Here is the inconsistency of my position. I am envious of New Age certainties, but jealous of my own, which in general contradict them. Yet, if I am to make anything of the New Age I shall have to file those little prejudices away, for they will ensure that I fail in my attempt to comprehend the world I have chosen, temporarily, to inhabit. I admit to a tendency within myself to maintain a rather dismal inflexibility as shield against the clamour of contradiction. But at the same time I can see that the belief that there are no extra-terrestrials and the belief that there are coexist and have equal authority. It’s insoluble.
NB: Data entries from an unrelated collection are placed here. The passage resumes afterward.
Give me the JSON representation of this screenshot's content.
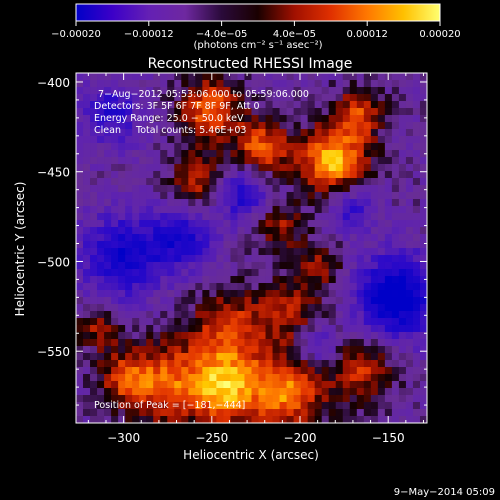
{
  "chart_data": {
    "type": "heatmap",
    "title": "Reconstructed RHESSI Image",
    "xlabel": "Heliocentric X (arcsec)",
    "ylabel": "Heliocentric Y (arcsec)",
    "xlim": [
      -327,
      -128
    ],
    "ylim": [
      -590,
      -395
    ],
    "xticks": [
      -300,
      -250,
      -200,
      -150
    ],
    "xtick_labels": [
      "−300",
      "−250",
      "−200",
      "−150"
    ],
    "yticks": [
      -400,
      -450,
      -500,
      -550
    ],
    "ytick_labels": [
      "−400",
      "−450",
      "−500",
      "−550"
    ],
    "colorbar": {
      "range": [
        -0.0002,
        0.0002
      ],
      "ticks": [
        -0.0002,
        -0.00012,
        -4e-05,
        4e-05,
        0.00012,
        0.0002
      ],
      "tick_labels": [
        "−0.00020",
        "−0.00012",
        "−4.0e−05",
        "4.0e−05",
        "0.00012",
        "0.00020"
      ],
      "unit_label": "(photons cm⁻² s⁻¹ asec⁻²)",
      "colors": [
        "#0000c8",
        "#3c00c8",
        "#6420b4",
        "#6e28a0",
        "#2a0a3a",
        "#1a0000",
        "#a01000",
        "#e03000",
        "#ff7800",
        "#ffc000",
        "#ffff70"
      ]
    },
    "annotations": [
      "7−Aug−2012 05:53:06.000 to 05:59:06.000",
      "Detectors: 3F 5F 6F 7F 8F 9F, Att 0",
      "Energy Range: 25.0 − 50.0 keV",
      "Clean     Total counts: 5.46E+03"
    ],
    "peak_label": "Position of Peak = [−181,−444]",
    "peak": [
      -181,
      -444
    ],
    "hotspots": [
      {
        "x": -181,
        "y": -444,
        "sigma": 13,
        "amp": 1.0
      },
      {
        "x": -222,
        "y": -437,
        "sigma": 11,
        "amp": 0.75
      },
      {
        "x": -251,
        "y": -415,
        "sigma": 12,
        "amp": 0.75
      },
      {
        "x": -167,
        "y": -418,
        "sigma": 10,
        "amp": 0.6
      },
      {
        "x": -258,
        "y": -455,
        "sigma": 11,
        "amp": 0.55
      },
      {
        "x": -212,
        "y": -480,
        "sigma": 10,
        "amp": 0.45
      },
      {
        "x": -189,
        "y": -503,
        "sigma": 10,
        "amp": 0.4
      },
      {
        "x": -240,
        "y": -538,
        "sigma": 16,
        "amp": 0.6
      },
      {
        "x": -205,
        "y": -528,
        "sigma": 12,
        "amp": 0.45
      },
      {
        "x": -277,
        "y": -568,
        "sigma": 16,
        "amp": 0.7
      },
      {
        "x": -243,
        "y": -571,
        "sigma": 14,
        "amp": 0.9
      },
      {
        "x": -207,
        "y": -573,
        "sigma": 15,
        "amp": 0.8
      },
      {
        "x": -165,
        "y": -560,
        "sigma": 13,
        "amp": 0.55
      },
      {
        "x": -314,
        "y": -537,
        "sigma": 9,
        "amp": 0.45
      },
      {
        "x": -300,
        "y": -565,
        "sigma": 10,
        "amp": 0.5
      }
    ],
    "coldspots": [
      {
        "x": -300,
        "y": -497,
        "sigma": 16,
        "amp": 0.7
      },
      {
        "x": -267,
        "y": -487,
        "sigma": 12,
        "amp": 0.6
      },
      {
        "x": -233,
        "y": -462,
        "sigma": 11,
        "amp": 0.6
      },
      {
        "x": -145,
        "y": -520,
        "sigma": 16,
        "amp": 0.95
      },
      {
        "x": -190,
        "y": -548,
        "sigma": 9,
        "amp": 0.4
      },
      {
        "x": -307,
        "y": -418,
        "sigma": 12,
        "amp": 0.5
      },
      {
        "x": -170,
        "y": -470,
        "sigma": 10,
        "amp": 0.45
      }
    ],
    "grid": false
  },
  "footer": {
    "date": "9−May−2014 05:09"
  }
}
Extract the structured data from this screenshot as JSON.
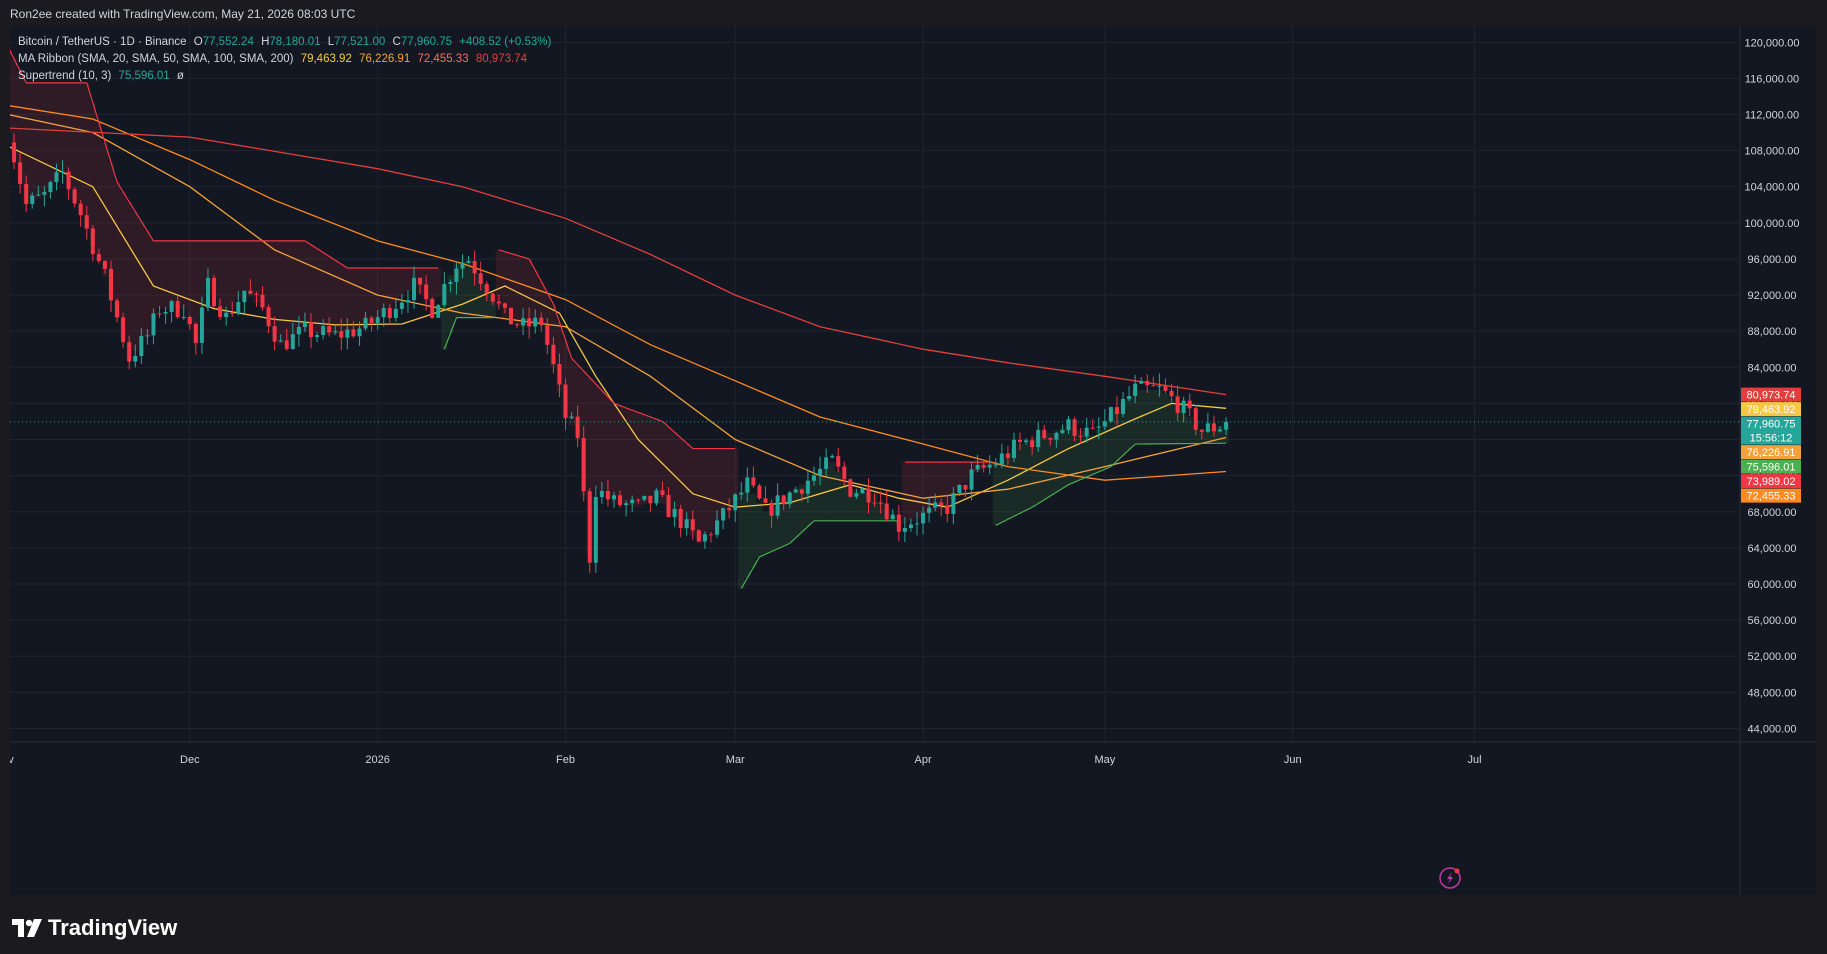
{
  "header": {
    "credit": "Ron2ee created with TradingView.com, May 21, 2026 08:03 UTC"
  },
  "legend": {
    "symbol": "Bitcoin / TetherUS · 1D · Binance",
    "ohlc": {
      "o_label": "O",
      "o": "77,552.24",
      "h_label": "H",
      "h": "78,180.01",
      "l_label": "L",
      "l": "77,521.00",
      "c_label": "C",
      "c": "77,960.75",
      "change": "+408.52 (+0.53%)"
    },
    "ma_ribbon": {
      "label": "MA Ribbon (SMA, 20, SMA, 50, SMA, 100, SMA, 200)",
      "v1": "79,463.92",
      "v2": "76,226.91",
      "v3": "72,455.33",
      "v4": "80,973.74"
    },
    "supertrend": {
      "label": "Supertrend (10, 3)",
      "value": "75,596.01",
      "symbol": "ø"
    }
  },
  "footer": {
    "brand": "TradingView"
  },
  "colors": {
    "up": "#26a69a",
    "down": "#f23645",
    "ma20": "#f7c744",
    "ma50": "#f2a13b",
    "ma100": "#ff8a1f",
    "ma200": "#e0403d",
    "st_up": "#4caf50",
    "st_down": "#f23645"
  },
  "chart_data": {
    "type": "candlestick",
    "y_ticks": [
      "120,000.00",
      "116,000.00",
      "112,000.00",
      "108,000.00",
      "104,000.00",
      "100,000.00",
      "96,000.00",
      "92,000.00",
      "88,000.00",
      "84,000.00",
      "80,000.00",
      "76,000.00",
      "72,000.00",
      "68,000.00",
      "64,000.00",
      "60,000.00",
      "56,000.00",
      "52,000.00",
      "48,000.00",
      "44,000.00"
    ],
    "ylim": [
      42500,
      121800
    ],
    "x_labels": [
      {
        "label": "ov",
        "date": "2025-11-01"
      },
      {
        "label": "Dec",
        "date": "2025-12-01"
      },
      {
        "label": "2026",
        "date": "2026-01-01"
      },
      {
        "label": "Feb",
        "date": "2026-02-01"
      },
      {
        "label": "Mar",
        "date": "2026-03-01"
      },
      {
        "label": "Apr",
        "date": "2026-04-01"
      },
      {
        "label": "May",
        "date": "2026-05-01"
      },
      {
        "label": "Jun",
        "date": "2026-06-01"
      },
      {
        "label": "Jul",
        "date": "2026-07-01"
      }
    ],
    "last_price": 77960.75,
    "countdown": "15:56:12",
    "price_tags": [
      {
        "value": "80,973.74",
        "y": 80973.74,
        "color": "#e0403d"
      },
      {
        "value": "79,463.92",
        "y": 79463.92,
        "color": "#f7c744"
      },
      {
        "value": "77,960.75",
        "y": 77960.75,
        "color": "#26a69a"
      },
      {
        "value": "76,226.91",
        "y": 76226.91,
        "color": "#f2a13b"
      },
      {
        "value": "75,596.01",
        "y": 75596.01,
        "color": "#4caf50"
      },
      {
        "value": "73,989.02",
        "y": 73989.02,
        "color": "#f23645"
      },
      {
        "value": "72,455.33",
        "y": 72455.33,
        "color": "#ff8a1f"
      }
    ],
    "price_anchors": [
      [
        "2025-11-01",
        110000
      ],
      [
        "2025-11-04",
        102000
      ],
      [
        "2025-11-07",
        103000
      ],
      [
        "2025-11-10",
        105500
      ],
      [
        "2025-11-13",
        101000
      ],
      [
        "2025-11-17",
        94000
      ],
      [
        "2025-11-21",
        85000
      ],
      [
        "2025-11-24",
        87500
      ],
      [
        "2025-11-26",
        90500
      ],
      [
        "2025-11-30",
        90500
      ],
      [
        "2025-12-02",
        86500
      ],
      [
        "2025-12-04",
        93000
      ],
      [
        "2025-12-07",
        89500
      ],
      [
        "2025-12-10",
        92500
      ],
      [
        "2025-12-13",
        90500
      ],
      [
        "2025-12-16",
        86500
      ],
      [
        "2025-12-20",
        88000
      ],
      [
        "2025-12-25",
        87500
      ],
      [
        "2025-12-30",
        88500
      ],
      [
        "2026-01-03",
        90500
      ],
      [
        "2026-01-07",
        93000
      ],
      [
        "2026-01-10",
        90500
      ],
      [
        "2026-01-14",
        95500
      ],
      [
        "2026-01-16",
        96000
      ],
      [
        "2026-01-20",
        92000
      ],
      [
        "2026-01-22",
        89500
      ],
      [
        "2026-01-25",
        88500
      ],
      [
        "2026-01-28",
        89000
      ],
      [
        "2026-01-30",
        84000
      ],
      [
        "2026-02-01",
        78500
      ],
      [
        "2026-02-03",
        76500
      ],
      [
        "2026-02-05",
        63000
      ],
      [
        "2026-02-06",
        70500
      ],
      [
        "2026-02-09",
        69000
      ],
      [
        "2026-02-13",
        68500
      ],
      [
        "2026-02-16",
        69500
      ],
      [
        "2026-02-20",
        67000
      ],
      [
        "2026-02-23",
        64500
      ],
      [
        "2026-02-27",
        67500
      ],
      [
        "2026-03-03",
        71000
      ],
      [
        "2026-03-06",
        68000
      ],
      [
        "2026-03-10",
        70000
      ],
      [
        "2026-03-14",
        72000
      ],
      [
        "2026-03-17",
        73500
      ],
      [
        "2026-03-20",
        70500
      ],
      [
        "2026-03-24",
        70000
      ],
      [
        "2026-03-28",
        66500
      ],
      [
        "2026-04-01",
        67500
      ],
      [
        "2026-04-05",
        68500
      ],
      [
        "2026-04-09",
        72000
      ],
      [
        "2026-04-13",
        73500
      ],
      [
        "2026-04-17",
        75500
      ],
      [
        "2026-04-21",
        76500
      ],
      [
        "2026-04-25",
        77500
      ],
      [
        "2026-04-29",
        76500
      ],
      [
        "2026-05-02",
        78500
      ],
      [
        "2026-05-06",
        81500
      ],
      [
        "2026-05-10",
        81500
      ],
      [
        "2026-05-13",
        80000
      ],
      [
        "2026-05-17",
        77000
      ],
      [
        "2026-05-20",
        77500
      ],
      [
        "2026-05-21",
        77960
      ]
    ],
    "ma20": [
      [
        "2025-11-01",
        108500
      ],
      [
        "2025-11-15",
        104000
      ],
      [
        "2025-11-25",
        93000
      ],
      [
        "2025-12-05",
        90500
      ],
      [
        "2025-12-15",
        89300
      ],
      [
        "2025-12-25",
        88700
      ],
      [
        "2026-01-05",
        88800
      ],
      [
        "2026-01-15",
        91000
      ],
      [
        "2026-01-22",
        93000
      ],
      [
        "2026-01-31",
        90000
      ],
      [
        "2026-02-06",
        83000
      ],
      [
        "2026-02-13",
        76000
      ],
      [
        "2026-02-22",
        70000
      ],
      [
        "2026-03-01",
        68500
      ],
      [
        "2026-03-10",
        69000
      ],
      [
        "2026-03-20",
        71000
      ],
      [
        "2026-03-28",
        69500
      ],
      [
        "2026-04-05",
        68500
      ],
      [
        "2026-04-15",
        71500
      ],
      [
        "2026-04-25",
        75000
      ],
      [
        "2026-05-05",
        78000
      ],
      [
        "2026-05-12",
        80000
      ],
      [
        "2026-05-21",
        79464
      ]
    ],
    "ma50": [
      [
        "2025-11-01",
        112000
      ],
      [
        "2025-11-15",
        110000
      ],
      [
        "2025-12-01",
        104000
      ],
      [
        "2025-12-15",
        97000
      ],
      [
        "2026-01-01",
        92000
      ],
      [
        "2026-01-15",
        90000
      ],
      [
        "2026-02-01",
        88500
      ],
      [
        "2026-02-15",
        83000
      ],
      [
        "2026-03-01",
        76000
      ],
      [
        "2026-03-15",
        72000
      ],
      [
        "2026-04-01",
        69500
      ],
      [
        "2026-04-15",
        70500
      ],
      [
        "2026-05-01",
        73000
      ],
      [
        "2026-05-21",
        76227
      ]
    ],
    "ma100": [
      [
        "2025-11-01",
        113000
      ],
      [
        "2025-11-15",
        111500
      ],
      [
        "2025-12-01",
        107000
      ],
      [
        "2025-12-15",
        102500
      ],
      [
        "2026-01-01",
        98000
      ],
      [
        "2026-01-15",
        95500
      ],
      [
        "2026-02-01",
        91500
      ],
      [
        "2026-02-15",
        86500
      ],
      [
        "2026-03-01",
        82500
      ],
      [
        "2026-03-15",
        78500
      ],
      [
        "2026-04-01",
        75500
      ],
      [
        "2026-04-15",
        73000
      ],
      [
        "2026-05-01",
        71500
      ],
      [
        "2026-05-21",
        72455
      ]
    ],
    "ma200": [
      [
        "2025-11-01",
        110500
      ],
      [
        "2025-12-01",
        109500
      ],
      [
        "2026-01-01",
        106000
      ],
      [
        "2026-01-15",
        104000
      ],
      [
        "2026-02-01",
        100500
      ],
      [
        "2026-02-15",
        96500
      ],
      [
        "2026-03-01",
        92000
      ],
      [
        "2026-03-15",
        88500
      ],
      [
        "2026-04-01",
        86000
      ],
      [
        "2026-04-15",
        84500
      ],
      [
        "2026-05-01",
        83000
      ],
      [
        "2026-05-21",
        80974
      ]
    ],
    "supertrend": [
      [
        "2025-11-01",
        119500,
        "down"
      ],
      [
        "2025-11-04",
        115500,
        "down"
      ],
      [
        "2025-11-14",
        115500,
        "down"
      ],
      [
        "2025-11-19",
        104500,
        "down"
      ],
      [
        "2025-11-25",
        98000,
        "down"
      ],
      [
        "2025-12-20",
        98000,
        "down"
      ],
      [
        "2025-12-27",
        95000,
        "down"
      ],
      [
        "2026-01-11",
        95000,
        "down"
      ],
      [
        "2026-01-12",
        86000,
        "up"
      ],
      [
        "2026-01-14",
        89500,
        "up"
      ],
      [
        "2026-01-20",
        89500,
        "up"
      ],
      [
        "2026-01-21",
        97000,
        "down"
      ],
      [
        "2026-01-26",
        96000,
        "down"
      ],
      [
        "2026-01-30",
        91000,
        "down"
      ],
      [
        "2026-02-02",
        85000,
        "down"
      ],
      [
        "2026-02-09",
        80000,
        "down"
      ],
      [
        "2026-02-17",
        78000,
        "down"
      ],
      [
        "2026-02-22",
        75000,
        "down"
      ],
      [
        "2026-03-01",
        75000,
        "down"
      ],
      [
        "2026-03-02",
        59500,
        "up"
      ],
      [
        "2026-03-05",
        63000,
        "up"
      ],
      [
        "2026-03-10",
        64500,
        "up"
      ],
      [
        "2026-03-14",
        67000,
        "up"
      ],
      [
        "2026-03-28",
        67000,
        "up"
      ],
      [
        "2026-03-29",
        73500,
        "down"
      ],
      [
        "2026-04-12",
        73500,
        "down"
      ],
      [
        "2026-04-13",
        66500,
        "up"
      ],
      [
        "2026-04-19",
        68500,
        "up"
      ],
      [
        "2026-04-25",
        71000,
        "up"
      ],
      [
        "2026-05-02",
        73000,
        "up"
      ],
      [
        "2026-05-06",
        75500,
        "up"
      ],
      [
        "2026-05-21",
        75596,
        "up"
      ]
    ]
  }
}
I fall asleep with the TV tinting blue the web of nerves behind my eyes, like moonlight on some electronic planet, and I wake up sometime before dawn, chilled to the soul. Above the parking lot of the King’s Rest Motel the sky is black and still as a darkroom, trapping in its invisible fibres the blossoms of a million stars.
‘Where the earth is dry the soul is wisest and best.’
HERACLITUS
Memorial Day, driving into afternoon sun on what was once Route 66. On the opposite side of the highway two lanes bumper-to-bumper trudge towards the Continental Divide like a train of metal mules. Bowling beside me is a line of Recreational Vehicles also heading west. Now and then the aluminium pod of an old-style trailer passes by, cutting the air with reflections.
To an American, and more particularly to a westerner, the Recreational Vehicle must be an almost invisible part of the mobile landscape, but a European can only stare as the hulking trucks, passing themselves off as miniature moving idylls, lumber gracelessly along the freeway. We don’t have sufficient wide roads to accommodate them, our cities are too close together, the gas they require is too expensive, we are not rich enough to buy them, we go abroad for our holidays, and, most of all although this is changing – we do not recreate. Recreating is an all-American invention. Americans are compelled to possess their leisure as they are compelled to possess most anything, and to be fully the owner of their leisure, they must accumulate experience. This is why the American recreator will happily schedule in a dozen European capitals in a week, but still won’t hang around in the Sistine Chapel if the paper in the toilets runs out. For the American recreator it is the quantity of experience that matters, not its quality.
After two hours on the road I pull into a rest area, find a spot under a mesquite tree and doze a while with the air conditioning high. I wake up to a woman knocking on the window for two quarters to put in the soda machine. Quite a crowd has gathered in the parking lot, a line of RVs competes for space directly in front of the restrooms, map and vending machines. The woman returns, wanting to introduce me to her dogs. Jeez, dog-lovers.
‘You know,’ she says, ‘this place is full of Mexicans and Indians. Mexicans and Indians. Folks like us are outnumbered. At least it feels that way.’ We finish the soda in the ‘65 Scottie trailer she bought six months ago with the redundancy payoff from a marketing job in Pennsylvania. ‘Came out here, followed the myth,’ she says, ‘and I liked it.’ She doesn’t know how much longer it will be before she settles down somewhere and builds another life.
‘This dog here’s too old to be on the road,’ she says, ‘he needs a place where he can feel comfortable enough to go ahead and die.’
Pinned up in the Scottie is a portrait of Ross Perot taken during his presidential campaign, still looking like a VE-Day vet after all these years.